The direct investments industry, including non-listed real estate investment trusts and business development companies, paid $5.9 billion in distributions to investors last year, or about 7 percent of total assets invested, according to new data from the Investment Program Association and DST Systems. Nearly a third (30.4 percent) of those distributions were reinvested back into the products.
“At the end of the day, that’s exactly what these products are designed to do,” which is to diversify a portfolio and provide income in retirement, said Kevin Hogan, CEO and president of the IPA. “That’s real money for you and me and people that are retiring and need that money to live off of, especially in an environment that we’re in today, where the yields are so low.”
As of Dec. 31, total investments in these vehicles totaled $84.5 billion, the vast majority of which are in non-traded REITs, at about $79 billion. About 30,000 financial advisors used these products in their practices in 2014, and more than 1.2 million investors had them in their investment portfolios, DST found. About $21.6 billion was invested in these products last year.
The average account size in these investments was $16,900 in 2014. About 84 percent of investors were age 50 or older, and 41 percent were 65 or older, according to DST.
The IPA, a trade association for non-listed direct investments, is making the industry data available for the first time through an agreement with DST Systems, a provider of transfer agency services. DST’s applied analytics group will serve as statistical and analytical advisor to the IPA.
The association plans to release regular reports showing longer-term trends in the direct investments space, the first of which is expected in the next 30 to 45 days, Hogan said. Non-traded REITs have been criticized by some market watchers, including the Financial Industry Regulatory Association which highlighted concerns over high fees, liquidity and valuations.

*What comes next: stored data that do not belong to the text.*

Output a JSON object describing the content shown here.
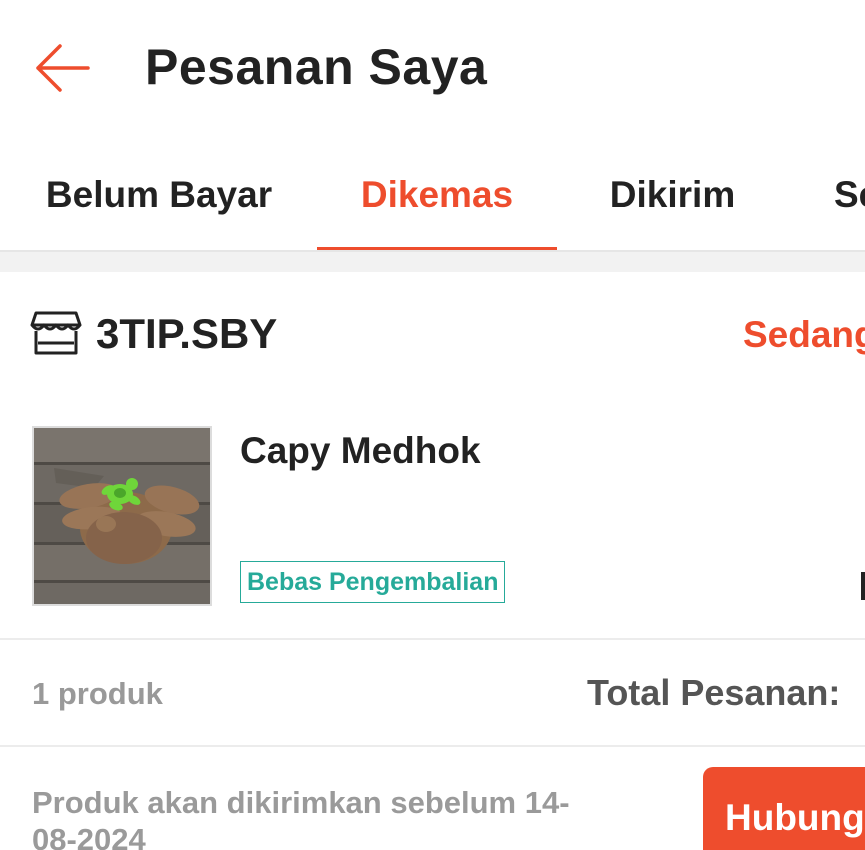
{
  "header": {
    "title": "Pesanan Saya",
    "back_icon": "arrow-left-icon"
  },
  "tabs": [
    {
      "label": "Belum Bayar",
      "active": false
    },
    {
      "label": "Dikemas",
      "active": true
    },
    {
      "label": "Dikirim",
      "active": false
    },
    {
      "label": "Se",
      "active": false
    }
  ],
  "order": {
    "shop_icon": "store-icon",
    "shop_name": "3TIP.SBY",
    "status": "Sedang",
    "product": {
      "name": "Capy Medhok",
      "badge": "Bebas Pengembalian",
      "image_alt": "capybara plush toy"
    },
    "summary": {
      "count": "1 produk",
      "total_label": "Total Pesanan:"
    },
    "ship_note": "Produk akan dikirimkan sebelum 14-08-2024",
    "contact_button": "Hubung"
  },
  "colors": {
    "accent": "#ee4d2d",
    "badge_green": "#26aa99",
    "text_dark": "#222222",
    "text_muted": "#9a9a9a"
  }
}
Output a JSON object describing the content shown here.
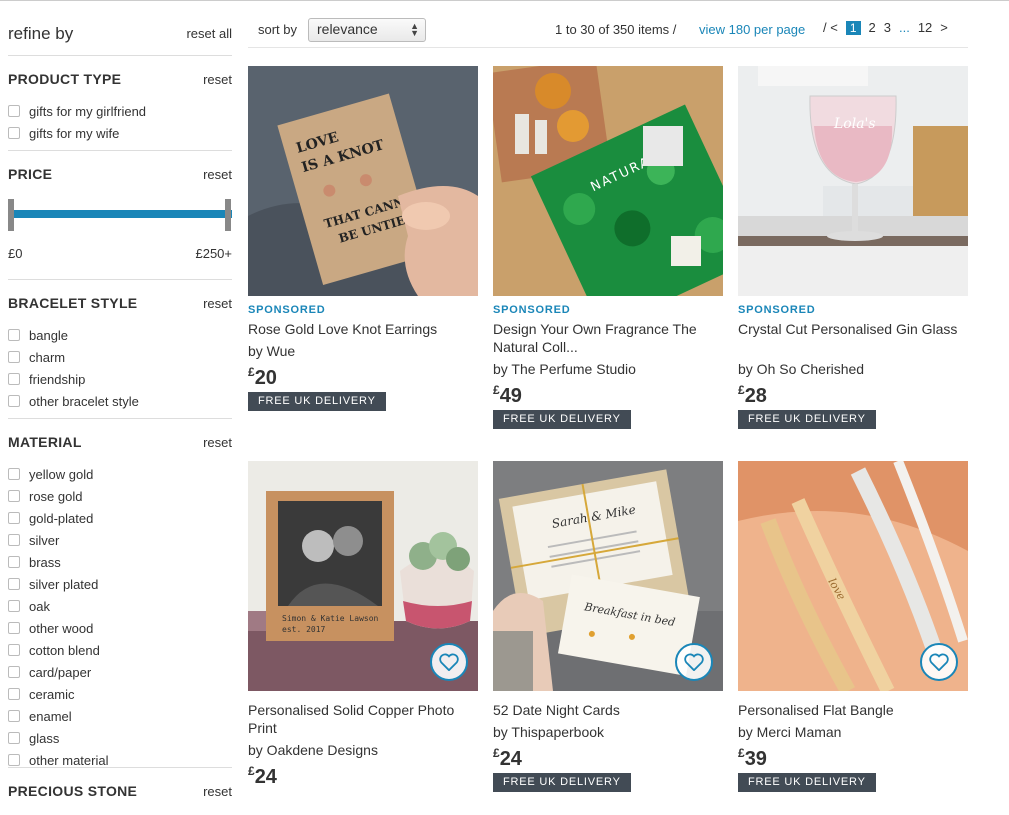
{
  "sidebar": {
    "title": "refine by",
    "reset_all": "reset all",
    "reset_label": "reset",
    "product_type": {
      "title": "PRODUCT TYPE",
      "options": [
        "gifts for my girlfriend",
        "gifts for my wife"
      ]
    },
    "price": {
      "title": "PRICE",
      "min_label": "£0",
      "max_label": "£250+"
    },
    "bracelet_style": {
      "title": "BRACELET STYLE",
      "options": [
        "bangle",
        "charm",
        "friendship",
        "other bracelet style"
      ]
    },
    "material": {
      "title": "MATERIAL",
      "options": [
        "yellow gold",
        "rose gold",
        "gold-plated",
        "silver",
        "brass",
        "silver plated",
        "oak",
        "other wood",
        "cotton blend",
        "card/paper",
        "ceramic",
        "enamel",
        "glass",
        "other material"
      ]
    },
    "precious_stone": {
      "title": "PRECIOUS STONE"
    }
  },
  "toolbar": {
    "sort_label": "sort by",
    "sort_value": "relevance",
    "items_text": "1 to 30 of 350 items /",
    "per_page": "view 180 per page",
    "pagination": {
      "prev": "/ <",
      "current": "1",
      "pages": [
        "2",
        "3"
      ],
      "dots": "...",
      "last": "12",
      "next": ">"
    }
  },
  "products": [
    {
      "sponsored": "SPONSORED",
      "name": "Rose Gold Love Knot Earrings",
      "seller": "by Wue",
      "currency": "£",
      "price": "20",
      "badge": "FREE UK DELIVERY"
    },
    {
      "sponsored": "SPONSORED",
      "name": "Design Your Own Fragrance The Natural Coll...",
      "seller": "by The Perfume Studio",
      "currency": "£",
      "price": "49",
      "badge": "FREE UK DELIVERY"
    },
    {
      "sponsored": "SPONSORED",
      "name": "Crystal Cut Personalised Gin Glass",
      "seller": "by Oh So Cherished",
      "currency": "£",
      "price": "28",
      "badge": "FREE UK DELIVERY"
    },
    {
      "sponsored": "",
      "name": "Personalised Solid Copper Photo Print",
      "seller": "by Oakdene Designs",
      "currency": "£",
      "price": "24",
      "badge": ""
    },
    {
      "sponsored": "",
      "name": "52 Date Night Cards",
      "seller": "by Thispaperbook",
      "currency": "£",
      "price": "24",
      "badge": "FREE UK DELIVERY"
    },
    {
      "sponsored": "",
      "name": "Personalised Flat Bangle",
      "seller": "by Merci Maman",
      "currency": "£",
      "price": "39",
      "badge": "FREE UK DELIVERY"
    }
  ],
  "image_text": {
    "earring_card": [
      "LOVE",
      "IS A KNOT",
      "THAT CANNOT",
      "BE UNTIED"
    ],
    "fragrance_box": "NATURAL",
    "glass": "Lola's",
    "photo_caption": [
      "Simon & Katie Lawson",
      "est. 2017"
    ],
    "cards_names": "Sarah & Mike",
    "cards_title": "Breakfast in bed",
    "bangle_text": "love"
  },
  "colors": {
    "accent": "#1a86b8",
    "badge_bg": "#424b55"
  }
}
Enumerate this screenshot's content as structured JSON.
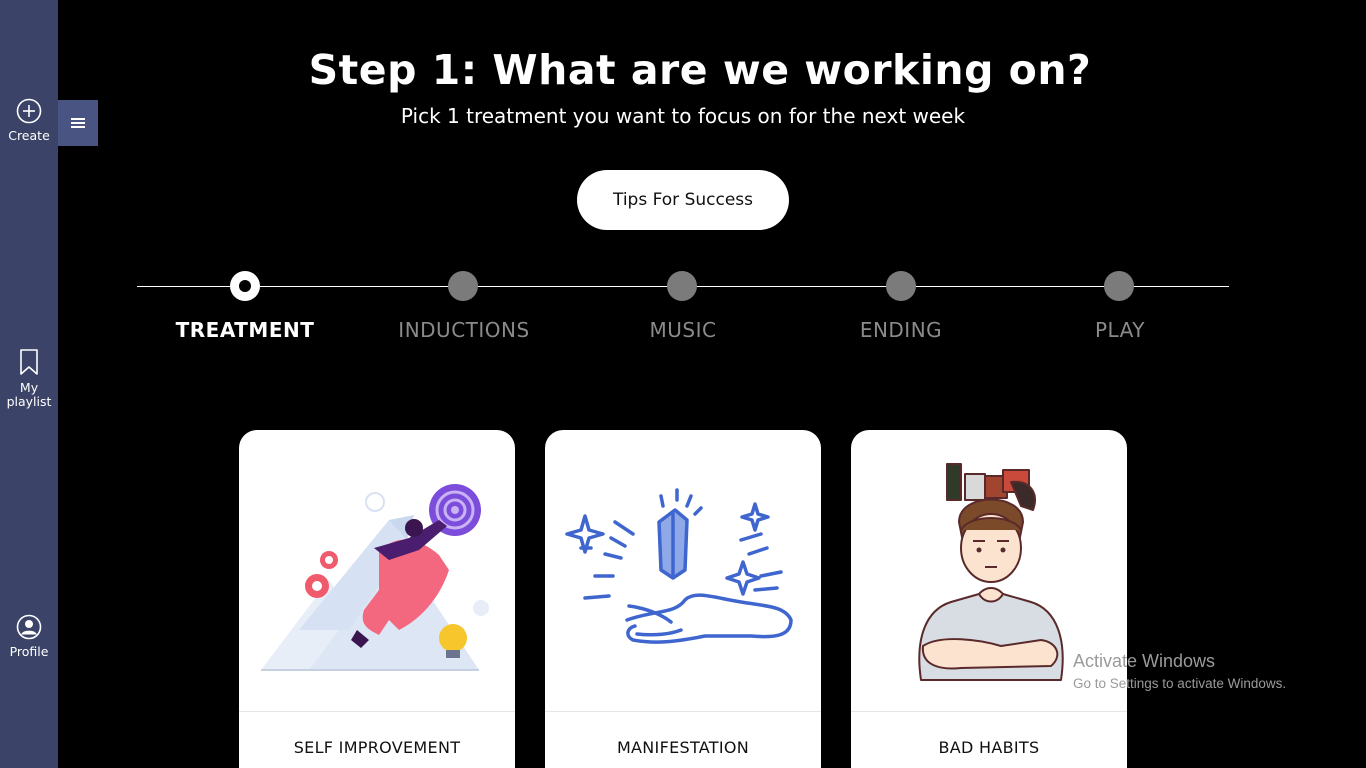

“The direct investment industry continues to demonstrate a propensity to standardize itself; the IPA and the industry have generated several standards around valuation and performance and dividend coverage,” Hogan said. “These kind of analytics will show what the trends are and where things are going.”
Hogan also hopes that with the new reports, the IPA will continue to be an industry resource for data and information on direct investments. He says the regular report could eventually look similar to the Investment Company Institute’s annual Fact Book, which covers the fund industry, although the IPA’s may not be as robust. The two groups already have something in common: DST is providing the analytics.
And while there are other providers of direct investments data, such as Blue Vault Partners and Robert A. Stanger & Co., these outfits focus primarily on the sales numbers and statistics at the sponsor level, Hogan said. The IPA is looking to provide more general numbers around the industry, such as age and logistical breakdowns and average account size.
For example, in the initial data sets, DST found that the average account size in these investments was $16,900 in 2014. About 84 percent of investors were age 50 or older, and 41 percent were 65 or older.
“It’s really more about the awareness we’re raising and the clarity we’ll bring to the marketplace,” Hogan said.